La via negativa de Shiblî s'illustre encore dans ce propos : « Ne respire pas les effluves du tawhîd celui qui s'en forge sa propre conception (tasawwur) en s'attachant aux noms et aux attributs divins. A vrai dire, celui qui affirme ces noms et attributs comme celui qui les nie ne fait que proclamer un tawhîd tout formel, qui n'est pas le fruit d'une "gustation" (dhawq) » 12. La Réalité divine (Haqîqa) est donc au-delà de nos schémas binaires de pensée, car même celui qui nie les noms et attributs pour mieux exhausser l'Essence est encore pris aux rets de sa conscience individuelle.

L'enseignement par l'art du paradoxe se révèle ainsi la seule manière de se libérer de ce mode de conscience. C'est pourquoi ‘Abdallâh al-Ansârî (m. 1089) se montre tout aussi péremptoire que Shiblî dans son énonciation du tawhîd de l' "élite spirituelle" : « Nul ne peut unifier l'Unique, car celui qui s'y essaie est un apostat (jâhid) » 13.

Cette négation de toute démarche d'ordre mental s'érige chez les soufis en méthode initiatique devant mener à l'illumination (fath). Sous cet angle s'éclaire la remarque de Junayd : « La parole la plus sublime sur la connaissance de l'Unicité (tawhîd) est celle qui a été prononcée par Abû Bakr le Juste (al-Siddîq) 14 : “ Gloire à Celui qui n'a pas octroyé à Ses créatures d'autre voie pour Le connaître que l'impuissance à Le connaître ! ” 15. Relevons encore ce témoignage d'un maître anonyme : « Les mystiques prétendent à la connaissance, mais j'avoue mon ignorance : c'est là ma connaissance » 16.

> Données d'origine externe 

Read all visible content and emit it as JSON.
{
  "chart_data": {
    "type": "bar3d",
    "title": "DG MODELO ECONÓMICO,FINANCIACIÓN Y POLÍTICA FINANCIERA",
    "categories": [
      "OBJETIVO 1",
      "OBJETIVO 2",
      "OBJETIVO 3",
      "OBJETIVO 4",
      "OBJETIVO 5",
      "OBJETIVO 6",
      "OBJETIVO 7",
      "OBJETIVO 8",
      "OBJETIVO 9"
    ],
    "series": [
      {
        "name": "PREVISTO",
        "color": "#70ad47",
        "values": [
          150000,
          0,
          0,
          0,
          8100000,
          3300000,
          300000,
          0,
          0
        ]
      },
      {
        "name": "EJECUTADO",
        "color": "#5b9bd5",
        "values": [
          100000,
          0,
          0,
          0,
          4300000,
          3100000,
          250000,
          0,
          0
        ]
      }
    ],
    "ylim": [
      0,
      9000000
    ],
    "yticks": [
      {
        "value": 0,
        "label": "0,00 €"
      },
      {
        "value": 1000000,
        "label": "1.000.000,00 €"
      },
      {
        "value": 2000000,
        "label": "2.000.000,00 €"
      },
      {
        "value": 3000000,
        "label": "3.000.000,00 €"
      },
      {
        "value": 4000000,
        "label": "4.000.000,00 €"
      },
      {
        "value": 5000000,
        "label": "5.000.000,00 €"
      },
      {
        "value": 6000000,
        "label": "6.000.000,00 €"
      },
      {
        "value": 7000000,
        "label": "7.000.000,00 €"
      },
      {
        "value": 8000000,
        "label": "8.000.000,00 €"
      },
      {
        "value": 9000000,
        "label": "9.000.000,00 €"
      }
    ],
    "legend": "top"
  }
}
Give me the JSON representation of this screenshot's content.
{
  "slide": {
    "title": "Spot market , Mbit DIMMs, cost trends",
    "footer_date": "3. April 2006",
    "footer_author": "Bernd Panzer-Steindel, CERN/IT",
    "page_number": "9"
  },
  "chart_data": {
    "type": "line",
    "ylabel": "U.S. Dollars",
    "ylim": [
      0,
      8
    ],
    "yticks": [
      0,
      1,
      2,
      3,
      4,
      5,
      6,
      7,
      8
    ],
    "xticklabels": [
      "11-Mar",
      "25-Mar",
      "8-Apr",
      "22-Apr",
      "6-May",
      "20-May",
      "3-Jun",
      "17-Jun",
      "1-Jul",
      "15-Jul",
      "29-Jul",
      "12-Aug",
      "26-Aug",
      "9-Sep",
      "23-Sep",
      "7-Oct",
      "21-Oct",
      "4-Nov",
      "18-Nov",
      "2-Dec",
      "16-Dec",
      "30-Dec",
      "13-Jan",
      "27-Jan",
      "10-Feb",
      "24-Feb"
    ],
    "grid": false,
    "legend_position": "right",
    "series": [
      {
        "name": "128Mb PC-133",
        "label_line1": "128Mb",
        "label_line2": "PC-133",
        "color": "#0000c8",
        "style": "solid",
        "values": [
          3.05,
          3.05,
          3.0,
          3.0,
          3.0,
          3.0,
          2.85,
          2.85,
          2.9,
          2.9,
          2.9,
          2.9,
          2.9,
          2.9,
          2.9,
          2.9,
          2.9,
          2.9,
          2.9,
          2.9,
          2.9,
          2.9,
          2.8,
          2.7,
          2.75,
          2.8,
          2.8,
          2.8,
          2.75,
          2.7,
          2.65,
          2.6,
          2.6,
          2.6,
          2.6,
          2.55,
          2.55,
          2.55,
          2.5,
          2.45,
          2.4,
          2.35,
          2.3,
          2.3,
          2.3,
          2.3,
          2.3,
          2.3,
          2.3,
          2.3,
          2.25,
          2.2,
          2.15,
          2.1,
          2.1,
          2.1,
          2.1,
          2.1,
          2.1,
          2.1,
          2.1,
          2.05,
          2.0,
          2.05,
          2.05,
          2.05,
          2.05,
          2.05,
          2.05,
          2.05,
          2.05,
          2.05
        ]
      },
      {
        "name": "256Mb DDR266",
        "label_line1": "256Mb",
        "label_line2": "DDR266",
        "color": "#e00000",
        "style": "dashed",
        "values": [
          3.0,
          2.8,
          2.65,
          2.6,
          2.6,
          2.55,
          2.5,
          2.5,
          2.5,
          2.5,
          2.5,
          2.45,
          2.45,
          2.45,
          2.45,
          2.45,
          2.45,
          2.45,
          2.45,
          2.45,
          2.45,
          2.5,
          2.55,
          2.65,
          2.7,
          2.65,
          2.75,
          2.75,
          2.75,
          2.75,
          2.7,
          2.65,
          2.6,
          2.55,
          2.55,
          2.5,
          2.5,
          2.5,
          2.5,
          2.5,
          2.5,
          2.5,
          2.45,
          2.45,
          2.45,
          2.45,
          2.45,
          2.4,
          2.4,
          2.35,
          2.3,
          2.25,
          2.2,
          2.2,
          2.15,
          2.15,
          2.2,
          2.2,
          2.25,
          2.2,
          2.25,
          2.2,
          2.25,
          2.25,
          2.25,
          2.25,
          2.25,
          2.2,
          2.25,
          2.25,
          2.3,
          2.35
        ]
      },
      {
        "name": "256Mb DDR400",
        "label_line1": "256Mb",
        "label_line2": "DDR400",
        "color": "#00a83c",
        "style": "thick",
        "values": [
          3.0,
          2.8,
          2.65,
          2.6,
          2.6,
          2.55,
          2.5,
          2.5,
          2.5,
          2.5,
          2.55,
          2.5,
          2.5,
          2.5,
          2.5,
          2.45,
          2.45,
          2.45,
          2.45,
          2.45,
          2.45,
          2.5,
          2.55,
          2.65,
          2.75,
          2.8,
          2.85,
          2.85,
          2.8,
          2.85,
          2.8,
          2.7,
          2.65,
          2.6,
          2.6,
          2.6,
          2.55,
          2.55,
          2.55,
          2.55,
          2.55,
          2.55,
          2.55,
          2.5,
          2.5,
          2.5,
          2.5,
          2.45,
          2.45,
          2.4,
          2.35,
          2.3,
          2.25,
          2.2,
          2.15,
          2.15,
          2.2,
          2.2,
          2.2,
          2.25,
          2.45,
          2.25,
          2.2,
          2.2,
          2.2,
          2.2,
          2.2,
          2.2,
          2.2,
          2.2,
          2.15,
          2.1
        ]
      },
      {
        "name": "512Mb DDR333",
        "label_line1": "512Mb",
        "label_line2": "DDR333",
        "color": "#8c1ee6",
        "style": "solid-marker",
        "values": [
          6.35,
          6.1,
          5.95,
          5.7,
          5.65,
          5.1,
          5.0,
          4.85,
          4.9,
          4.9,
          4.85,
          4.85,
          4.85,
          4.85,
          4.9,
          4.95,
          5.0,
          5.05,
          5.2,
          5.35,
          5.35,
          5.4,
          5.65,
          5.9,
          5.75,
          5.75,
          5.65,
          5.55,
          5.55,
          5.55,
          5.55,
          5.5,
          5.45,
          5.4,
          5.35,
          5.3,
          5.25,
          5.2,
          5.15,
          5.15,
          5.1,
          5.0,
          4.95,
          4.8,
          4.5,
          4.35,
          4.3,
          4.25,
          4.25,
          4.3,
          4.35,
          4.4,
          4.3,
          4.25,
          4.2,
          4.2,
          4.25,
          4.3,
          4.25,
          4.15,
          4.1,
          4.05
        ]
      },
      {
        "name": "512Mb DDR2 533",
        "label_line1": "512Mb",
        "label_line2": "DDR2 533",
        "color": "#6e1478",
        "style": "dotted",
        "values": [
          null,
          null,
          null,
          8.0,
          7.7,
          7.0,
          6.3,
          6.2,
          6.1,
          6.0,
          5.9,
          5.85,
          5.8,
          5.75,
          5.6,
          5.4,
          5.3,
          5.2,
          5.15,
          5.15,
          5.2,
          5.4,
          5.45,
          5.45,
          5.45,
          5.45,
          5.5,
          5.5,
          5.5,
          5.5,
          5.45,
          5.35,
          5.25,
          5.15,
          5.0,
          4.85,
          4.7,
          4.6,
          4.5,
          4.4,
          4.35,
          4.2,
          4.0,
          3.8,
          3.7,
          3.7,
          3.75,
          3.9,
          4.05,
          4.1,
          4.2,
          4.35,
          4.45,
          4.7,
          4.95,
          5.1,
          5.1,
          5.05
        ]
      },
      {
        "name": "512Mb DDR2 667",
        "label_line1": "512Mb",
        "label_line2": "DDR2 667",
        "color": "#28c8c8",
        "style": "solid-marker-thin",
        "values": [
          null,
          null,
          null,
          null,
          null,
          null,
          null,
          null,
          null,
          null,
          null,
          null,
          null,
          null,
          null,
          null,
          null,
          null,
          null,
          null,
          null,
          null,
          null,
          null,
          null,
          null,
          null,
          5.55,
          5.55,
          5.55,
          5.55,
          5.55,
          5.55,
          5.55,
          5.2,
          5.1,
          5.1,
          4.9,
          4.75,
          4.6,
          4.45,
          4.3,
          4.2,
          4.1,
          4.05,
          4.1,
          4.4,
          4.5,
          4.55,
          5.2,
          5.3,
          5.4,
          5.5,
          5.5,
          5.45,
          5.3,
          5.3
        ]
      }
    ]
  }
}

Cette méthode initiatique se rencontre dans d'autres climats spirituels : elle consiste à annihiler le petit "soi" humain, à l'immerger en totalité dans le "Soi" divin. Un soufi a eu cette formule : « La réalisation de l'Unicité divine (tawhîd) passe par la suppression des "je" : ne dis plus “à moi”, “par moi”, “de moi”, “vers moi” » 17. Nous retrouvons à nouveau un archétype fondamental de l'islam, celui de la « servitude ontologique » (‘ubûdiyya) de l'homme, par laquelle il réalise paradoxalement sa grandeur. Selon le Prophète en effet, l'homme n'est jamais aussi proche de Dieu que lors de la prosternation (sujûd) durant la prière : c'est quand il s'abaisse, face contre terre, que Dieu l'élève.

Dans cette expérience de l' « extinction de l'ego » (fanâ'), le mystique perd la conscience de son individualité contingente et illusoire; il voit alors que « disparaît ce qui n'a jamais été [la créature], et que subsiste ce qui n'a jamais cessé d'être [Dieu] », comme le notent Junayd, Ansârî et d'autres. « Tout ce qui se trouve sur la terre est évanescent.

Seule subsiste la face de ton Seigneur, pleine de majesté et de munificence » (Coran, 55 : 26).

III. LA CRÉATION COMME « PUR NÉANT »

« ... Que disparaisse ce qui n'a jamais été, et que subsiste ce qui n'a jamais cessé d'être ». Pour les spirituels musulmans, le véritable enjeu du tawhîd - et de la formule « il n'y a de dieu que Dieu » - n'est pas de nier la dualité ou la multiplicité de la divinité. Ce polythéisme grossier a été vécu dans des stades antérieurs de l'humanité, et ne constitue plus désormais un réel danger. Non, cet enjeu, d'ordre ésotérique, consiste bien plutôt à nier toute réalité ontologique à autre que Dieu : l'Être n'appartient qu'à Dieu seul et, sous ce rapport, les créatures sont « pur néant », le ‘adam mahd auquel fait directement écho la formule eckhartienne ein luter nicht 18. Ici encore, les soufis se sont nourris de sources scripturaires telles que cette parole du Prophète : « Dieu est, et rien n'est avec Lui ».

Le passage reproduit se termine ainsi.